No âmbito estadual, a Fundar operou com a Secretaria de Educação do Rio de Janeiro, entre 1999 e 2005, prestando consultorias para reorganização da rede de ensino e dos Centros Integrados de Educação Pública (Cieps), idealizados por Darcy e implantados durante a administração de Leonel Brizola. “Nossa meta foi atingir uma nova concepção de espaço e de tempo na gestão da escola, resgatar a matriz curricular da educação básica e de uma educação integral”, lista Paulo.

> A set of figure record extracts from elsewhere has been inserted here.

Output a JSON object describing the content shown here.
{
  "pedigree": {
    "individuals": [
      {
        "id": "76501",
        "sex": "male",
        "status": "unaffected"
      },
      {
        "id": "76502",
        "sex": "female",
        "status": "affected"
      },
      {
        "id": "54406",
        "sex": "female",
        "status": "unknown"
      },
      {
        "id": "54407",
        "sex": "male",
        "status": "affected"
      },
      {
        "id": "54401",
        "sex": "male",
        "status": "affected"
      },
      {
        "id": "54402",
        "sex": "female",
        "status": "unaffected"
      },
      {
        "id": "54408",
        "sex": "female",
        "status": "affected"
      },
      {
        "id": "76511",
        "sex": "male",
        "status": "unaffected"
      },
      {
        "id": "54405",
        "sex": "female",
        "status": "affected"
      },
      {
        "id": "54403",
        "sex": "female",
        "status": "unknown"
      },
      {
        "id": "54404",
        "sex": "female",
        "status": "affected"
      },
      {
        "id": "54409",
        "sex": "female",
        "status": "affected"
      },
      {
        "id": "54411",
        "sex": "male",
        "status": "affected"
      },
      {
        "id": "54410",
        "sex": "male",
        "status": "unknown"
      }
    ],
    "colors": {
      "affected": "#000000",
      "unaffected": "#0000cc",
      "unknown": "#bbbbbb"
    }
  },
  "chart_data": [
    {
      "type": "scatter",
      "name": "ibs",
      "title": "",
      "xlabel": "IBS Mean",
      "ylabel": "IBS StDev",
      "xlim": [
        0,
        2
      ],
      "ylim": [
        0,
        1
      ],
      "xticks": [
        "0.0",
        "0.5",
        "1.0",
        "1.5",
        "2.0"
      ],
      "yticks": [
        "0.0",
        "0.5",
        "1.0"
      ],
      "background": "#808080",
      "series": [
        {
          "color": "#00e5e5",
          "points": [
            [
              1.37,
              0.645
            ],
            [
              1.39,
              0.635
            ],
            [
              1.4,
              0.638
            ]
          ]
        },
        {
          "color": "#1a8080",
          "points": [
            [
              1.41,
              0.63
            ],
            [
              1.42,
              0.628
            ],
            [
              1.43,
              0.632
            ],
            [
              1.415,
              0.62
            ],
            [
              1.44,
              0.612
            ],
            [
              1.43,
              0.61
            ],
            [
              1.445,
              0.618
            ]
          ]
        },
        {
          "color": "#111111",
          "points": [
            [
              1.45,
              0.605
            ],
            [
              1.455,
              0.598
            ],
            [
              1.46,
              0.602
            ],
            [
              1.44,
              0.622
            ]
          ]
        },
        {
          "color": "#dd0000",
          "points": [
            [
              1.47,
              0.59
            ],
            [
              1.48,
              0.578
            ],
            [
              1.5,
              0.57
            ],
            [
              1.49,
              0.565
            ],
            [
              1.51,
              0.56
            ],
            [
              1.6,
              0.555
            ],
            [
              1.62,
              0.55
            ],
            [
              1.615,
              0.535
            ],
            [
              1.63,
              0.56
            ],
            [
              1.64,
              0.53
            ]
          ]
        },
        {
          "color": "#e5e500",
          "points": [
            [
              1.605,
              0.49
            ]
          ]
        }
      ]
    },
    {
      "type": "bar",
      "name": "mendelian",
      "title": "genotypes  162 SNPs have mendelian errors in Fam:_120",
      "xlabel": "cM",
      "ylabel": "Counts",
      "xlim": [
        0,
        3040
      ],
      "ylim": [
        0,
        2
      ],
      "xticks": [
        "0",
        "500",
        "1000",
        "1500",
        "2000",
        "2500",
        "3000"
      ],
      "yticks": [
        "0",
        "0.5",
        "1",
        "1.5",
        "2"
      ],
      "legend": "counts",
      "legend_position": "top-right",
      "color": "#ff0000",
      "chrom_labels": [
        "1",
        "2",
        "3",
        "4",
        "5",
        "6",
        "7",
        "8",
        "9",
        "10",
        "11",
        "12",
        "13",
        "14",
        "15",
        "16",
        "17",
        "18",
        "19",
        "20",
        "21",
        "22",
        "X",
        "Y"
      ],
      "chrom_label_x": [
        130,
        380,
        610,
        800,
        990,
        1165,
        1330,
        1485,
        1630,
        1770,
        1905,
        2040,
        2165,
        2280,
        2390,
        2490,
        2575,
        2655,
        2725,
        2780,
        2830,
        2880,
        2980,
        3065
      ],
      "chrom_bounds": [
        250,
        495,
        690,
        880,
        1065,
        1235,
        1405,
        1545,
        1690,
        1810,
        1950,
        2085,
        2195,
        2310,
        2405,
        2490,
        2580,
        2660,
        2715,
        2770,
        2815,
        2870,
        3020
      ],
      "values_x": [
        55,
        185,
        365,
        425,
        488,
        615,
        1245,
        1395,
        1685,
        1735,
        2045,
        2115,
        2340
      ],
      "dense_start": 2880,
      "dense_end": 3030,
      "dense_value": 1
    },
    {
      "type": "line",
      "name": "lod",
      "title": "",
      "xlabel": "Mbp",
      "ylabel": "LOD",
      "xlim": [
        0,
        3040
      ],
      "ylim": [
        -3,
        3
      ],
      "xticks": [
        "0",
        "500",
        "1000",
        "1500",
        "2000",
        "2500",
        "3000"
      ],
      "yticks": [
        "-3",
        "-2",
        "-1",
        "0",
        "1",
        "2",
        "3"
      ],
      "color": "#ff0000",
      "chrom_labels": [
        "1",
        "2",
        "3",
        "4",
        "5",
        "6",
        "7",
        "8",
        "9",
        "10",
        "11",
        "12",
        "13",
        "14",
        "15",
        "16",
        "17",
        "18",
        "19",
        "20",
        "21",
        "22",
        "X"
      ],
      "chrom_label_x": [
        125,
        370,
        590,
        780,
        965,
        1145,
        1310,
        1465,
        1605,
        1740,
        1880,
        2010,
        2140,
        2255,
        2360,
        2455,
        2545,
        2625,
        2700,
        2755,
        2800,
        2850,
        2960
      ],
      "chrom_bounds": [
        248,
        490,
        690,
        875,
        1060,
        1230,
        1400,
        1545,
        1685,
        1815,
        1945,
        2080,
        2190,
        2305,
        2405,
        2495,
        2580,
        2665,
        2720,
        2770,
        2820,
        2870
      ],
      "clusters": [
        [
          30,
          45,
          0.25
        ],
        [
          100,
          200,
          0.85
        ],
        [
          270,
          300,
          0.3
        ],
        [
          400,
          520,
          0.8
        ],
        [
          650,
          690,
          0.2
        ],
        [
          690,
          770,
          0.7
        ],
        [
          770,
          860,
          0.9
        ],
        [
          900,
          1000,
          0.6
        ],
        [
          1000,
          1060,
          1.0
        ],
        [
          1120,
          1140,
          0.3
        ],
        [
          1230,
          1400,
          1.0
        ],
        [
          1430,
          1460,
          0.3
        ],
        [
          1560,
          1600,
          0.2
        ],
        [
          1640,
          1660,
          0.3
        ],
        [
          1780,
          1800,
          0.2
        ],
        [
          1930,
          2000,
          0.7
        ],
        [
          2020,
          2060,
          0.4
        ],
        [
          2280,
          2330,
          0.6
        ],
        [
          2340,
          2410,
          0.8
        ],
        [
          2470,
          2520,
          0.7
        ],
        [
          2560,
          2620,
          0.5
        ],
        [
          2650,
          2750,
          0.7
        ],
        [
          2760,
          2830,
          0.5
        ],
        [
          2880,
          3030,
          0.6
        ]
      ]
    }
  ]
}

Em 1984, Darcy, então vice-governador do Rio de Janeiro, convidou o arquiteto João Filgueiras Lima, o Lelé, para trabalhar em obras públicas.

Carta de Lelé a Darcy

Como um dos desdobramentos da parceria, Lelé projetou o prédio para abrigar a Fundação Darcy Ribeiro dentro da universidade de Brasília, acolhendo seu acervo de livros, obras de arte e mobiliário. O espaço foi apelidado por ele – que não viu a construção pronta, em 2010 – como “Beijódromo”. Na visão do presidente da FunDar, o mestre está mais vivo do que nunca. É com esse espírito que a instituição apresentará ao prefeito do Rio, Eduardo Paes, propostas de presentes originais à cidade, em comemoração ao aniversário de 450 anos. “Temos três suges-tões, resgatadas de Darcy: retirar a estátua de D. Pedro I da Praça Tiradentes; iluminar as orlas de Grumari e da Prainha; e acender os painéis do projeto Arte no Muro, entre eles o da Sala Cecília Meirelles.” Será que o prefeito topa?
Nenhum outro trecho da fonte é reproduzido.